My team has been tasked with providing a dashboard for some of our product teams that enables them to aggregate various monitoring systems, logs, metrics, and other forensic tools into one place.
While provisioning this dashboard, we discovered we needed a tool that could hit an endpoint, run code against the response, record the results, and do it all on a scheduled basis.
I was assigned to build this tool, which, thanks to modern technologies, only took a couple of days and is now a simple, lightweight node.js server.
One passes in a request object (with the url, method, headers, url parameters, etc.), an interval (e.g. 30000 ms), and a script to run against the response. The server schedules the task with the interval given, performs the request, compiles and runs the script against the response, and records the results in SQL Server.
We inserted a dozen or so scheduled tasks, and it has been executing flawlessly for the last two weeks.

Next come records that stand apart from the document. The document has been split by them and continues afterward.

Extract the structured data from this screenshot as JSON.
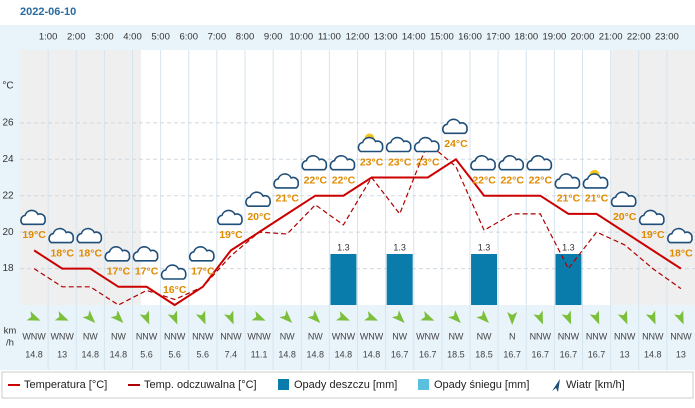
{
  "chart_data": {
    "type": "line",
    "title": "2022-06-10",
    "y_label": "°C",
    "wind_unit_lines": [
      "km",
      "/h"
    ],
    "hour_labels": [
      "1:00",
      "2:00",
      "3:00",
      "4:00",
      "5:00",
      "6:00",
      "7:00",
      "8:00",
      "9:00",
      "10:00",
      "11:00",
      "12:00",
      "13:00",
      "14:00",
      "15:00",
      "16:00",
      "17:00",
      "18:00",
      "19:00",
      "20:00",
      "21:00",
      "22:00",
      "23:00"
    ],
    "ylim": [
      16,
      30
    ],
    "yticks": [
      18,
      20,
      22,
      24,
      26
    ],
    "y2lim": [
      0,
      6.5
    ],
    "grid": true,
    "series": [
      {
        "name": "Temperatura [°C]",
        "color": "#cc0000",
        "values": [
          19,
          18,
          18,
          17,
          17,
          16,
          17,
          19,
          20,
          21,
          22,
          22,
          23,
          23,
          23,
          24,
          22,
          22,
          22,
          21,
          21,
          20,
          19,
          18
        ],
        "value_labels": [
          "19°C",
          "18°C",
          "18°C",
          "17°C",
          "17°C",
          "16°C",
          "17°C",
          "19°C",
          "20°C",
          "21°C",
          "22°C",
          "22°C",
          "23°C",
          "23°C",
          "23°C",
          "24°C",
          "22°C",
          "22°C",
          "22°C",
          "21°C",
          "21°C",
          "20°C",
          "19°C",
          "18°C"
        ]
      },
      {
        "name": "Temp. odczuwalna [°C]",
        "color": "#b00000",
        "values": [
          18,
          17,
          17,
          16,
          16.8,
          16.3,
          17,
          18.7,
          20,
          19.9,
          21.5,
          20.4,
          23,
          21,
          24.9,
          23.6,
          20.1,
          21,
          21,
          18,
          20,
          19.3,
          18,
          16.9
        ]
      },
      {
        "name": "Opady deszczu [mm]",
        "color": "#0a7cac",
        "axis": "y2",
        "values": [
          null,
          null,
          null,
          null,
          null,
          null,
          null,
          null,
          null,
          null,
          null,
          1.3,
          null,
          1.3,
          null,
          null,
          1.3,
          null,
          null,
          1.3,
          null,
          null,
          null,
          null
        ]
      },
      {
        "name": "Opady śniegu [mm]",
        "color": "#5bc0de",
        "axis": "y2",
        "values": [
          null,
          null,
          null,
          null,
          null,
          null,
          null,
          null,
          null,
          null,
          null,
          null,
          null,
          null,
          null,
          null,
          null,
          null,
          null,
          null,
          null,
          null,
          null,
          null
        ]
      }
    ],
    "wind": {
      "name": "Wiatr [km/h]",
      "directions": [
        "WNW",
        "WNW",
        "NW",
        "NW",
        "NNW",
        "NNW",
        "NNW",
        "NNW",
        "WNW",
        "NW",
        "NW",
        "WNW",
        "WNW",
        "NW",
        "WNW",
        "NW",
        "NW",
        "N",
        "NNW",
        "NNW",
        "NNW",
        "NNW",
        "NNW",
        "NNW"
      ],
      "speeds": [
        14.8,
        13,
        14.8,
        14.8,
        5.6,
        5.6,
        5.6,
        7.4,
        11.1,
        14.8,
        14.8,
        14.8,
        14.8,
        16.7,
        16.7,
        18.5,
        18.5,
        16.7,
        16.7,
        16.7,
        16.7,
        13,
        14.8,
        13
      ]
    }
  }
}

For example, here is a graph of the response time of one of our servers over the last hour:
At some point, a response time of over 800 ms was recorded. Sometimes a request can just take a long time and there can be a lot of reasons for it – but if it only happened once, it’s usually not worth taking the time to triage. It is, however, at least worth checking to see if it did only happen once, so here’s a full week:
There are spikes of ~150ms, but nothing anywhere close to a full second. It appears to be an isolated incident, so we’ll chalk it up to gremlins and move on.
With this tool available to us, it’s simple to track response times, uptime, downtime, errors, and anything else we deem interesting.
Tools like these save us a lot of time by keeping an eye on things while we’re busy with other priorities, freeing us up to work on adding new features, polishing existing functionality, and removing bugs from the code base.